In many cases, it's still only ~5x slower than native though ;)

yeah, this is one good point about having an interpreter fallback.

may be more portable, and doesn't leave things SOL if for some reason JIT is not really a possibility.

though 5x does seem a little fast for an interpreter, but I guess it depends a lot on what kinds of code one is testing with, and maybe also the specifics of the hardware one is running on, ...

my figures were mostly from past tests involving calculation-centric tests on AMD x86 hardware with prior interpreters.

I don't yet have any real information on the current interpreter though (now being rewritten in C).

ADD: very initial test (artificial, randomized counter-opcodes), interpreter loop pulls off around 130-200 Mips (~ 17-26 clock cycles per opcode).
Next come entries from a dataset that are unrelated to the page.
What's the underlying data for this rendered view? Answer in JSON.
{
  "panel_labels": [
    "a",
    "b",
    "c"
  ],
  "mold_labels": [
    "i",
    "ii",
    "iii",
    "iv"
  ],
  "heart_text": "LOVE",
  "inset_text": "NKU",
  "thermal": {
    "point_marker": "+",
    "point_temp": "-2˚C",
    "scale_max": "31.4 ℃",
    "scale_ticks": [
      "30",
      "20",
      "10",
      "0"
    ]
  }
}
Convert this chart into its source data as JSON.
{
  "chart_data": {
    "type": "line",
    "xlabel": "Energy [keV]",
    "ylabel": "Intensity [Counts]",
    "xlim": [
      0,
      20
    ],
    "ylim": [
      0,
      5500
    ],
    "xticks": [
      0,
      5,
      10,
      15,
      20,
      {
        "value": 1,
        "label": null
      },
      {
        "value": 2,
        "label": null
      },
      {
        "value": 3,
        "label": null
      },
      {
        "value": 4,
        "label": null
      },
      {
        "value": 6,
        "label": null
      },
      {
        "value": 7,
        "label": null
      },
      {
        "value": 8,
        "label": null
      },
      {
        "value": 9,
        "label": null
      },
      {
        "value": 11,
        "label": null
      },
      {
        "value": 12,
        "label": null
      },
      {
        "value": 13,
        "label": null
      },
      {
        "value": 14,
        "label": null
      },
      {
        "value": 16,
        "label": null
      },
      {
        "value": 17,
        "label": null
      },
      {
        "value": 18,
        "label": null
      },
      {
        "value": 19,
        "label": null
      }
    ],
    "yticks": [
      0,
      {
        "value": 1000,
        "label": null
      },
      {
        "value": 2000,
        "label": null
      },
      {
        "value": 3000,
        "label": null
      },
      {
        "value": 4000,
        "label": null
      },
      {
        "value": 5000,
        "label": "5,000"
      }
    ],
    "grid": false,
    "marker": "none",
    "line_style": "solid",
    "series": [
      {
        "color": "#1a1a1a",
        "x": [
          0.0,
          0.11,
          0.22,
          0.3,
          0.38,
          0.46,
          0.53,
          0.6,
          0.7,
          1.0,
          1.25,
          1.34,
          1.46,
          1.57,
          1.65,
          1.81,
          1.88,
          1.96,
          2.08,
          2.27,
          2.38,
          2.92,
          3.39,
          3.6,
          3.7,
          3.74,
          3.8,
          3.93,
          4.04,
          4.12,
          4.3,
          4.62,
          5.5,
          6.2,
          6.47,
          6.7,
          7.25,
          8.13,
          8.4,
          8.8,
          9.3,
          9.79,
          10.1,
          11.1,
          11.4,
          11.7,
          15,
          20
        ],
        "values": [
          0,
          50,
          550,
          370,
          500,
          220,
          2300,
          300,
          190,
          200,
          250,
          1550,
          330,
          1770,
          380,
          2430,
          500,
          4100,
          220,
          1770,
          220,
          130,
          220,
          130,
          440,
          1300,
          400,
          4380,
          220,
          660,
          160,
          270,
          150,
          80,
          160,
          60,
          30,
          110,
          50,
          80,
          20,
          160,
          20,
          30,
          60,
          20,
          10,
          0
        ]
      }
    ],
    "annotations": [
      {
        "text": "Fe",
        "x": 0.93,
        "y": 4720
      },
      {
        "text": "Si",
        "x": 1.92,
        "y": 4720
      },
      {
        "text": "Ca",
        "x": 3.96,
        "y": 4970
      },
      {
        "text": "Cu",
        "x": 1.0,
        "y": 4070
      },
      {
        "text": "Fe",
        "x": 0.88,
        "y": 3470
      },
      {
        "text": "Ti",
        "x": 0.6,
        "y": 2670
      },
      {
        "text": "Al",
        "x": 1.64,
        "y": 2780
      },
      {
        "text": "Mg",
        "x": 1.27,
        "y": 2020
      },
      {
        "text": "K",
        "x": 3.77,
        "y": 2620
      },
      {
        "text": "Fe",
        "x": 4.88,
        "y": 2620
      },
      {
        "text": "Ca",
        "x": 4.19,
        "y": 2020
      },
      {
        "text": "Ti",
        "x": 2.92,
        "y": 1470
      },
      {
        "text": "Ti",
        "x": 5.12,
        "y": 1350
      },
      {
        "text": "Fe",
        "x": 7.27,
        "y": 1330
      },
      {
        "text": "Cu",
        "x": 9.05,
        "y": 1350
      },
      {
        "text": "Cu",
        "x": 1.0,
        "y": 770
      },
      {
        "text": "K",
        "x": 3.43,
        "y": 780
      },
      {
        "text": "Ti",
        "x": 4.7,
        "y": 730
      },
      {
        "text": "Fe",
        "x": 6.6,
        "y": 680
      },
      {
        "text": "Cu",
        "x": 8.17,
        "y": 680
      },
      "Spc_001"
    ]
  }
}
could be better, could be worse... will need to get it more complete to be able to determine its C-relative performance.

ADD 2: Simple NOPs: 360 Mips (~ 9 cycles per operation), so about a 2x speed difference is due to each operation incrementing a counter in the former case ( "frm->ctx->stat_n_op++;" ), vs doing nothing (and accumulating at the end of the current trace).

it is 107 Mips (~ 32 cycles / operation) with randomized 3-address arithmetic operators (ex: "frm->reg[op->d].i=frm->reg[op->s].i + frm->reg[op->t].i;" ).

operation payload seems to be a notable factor in this case.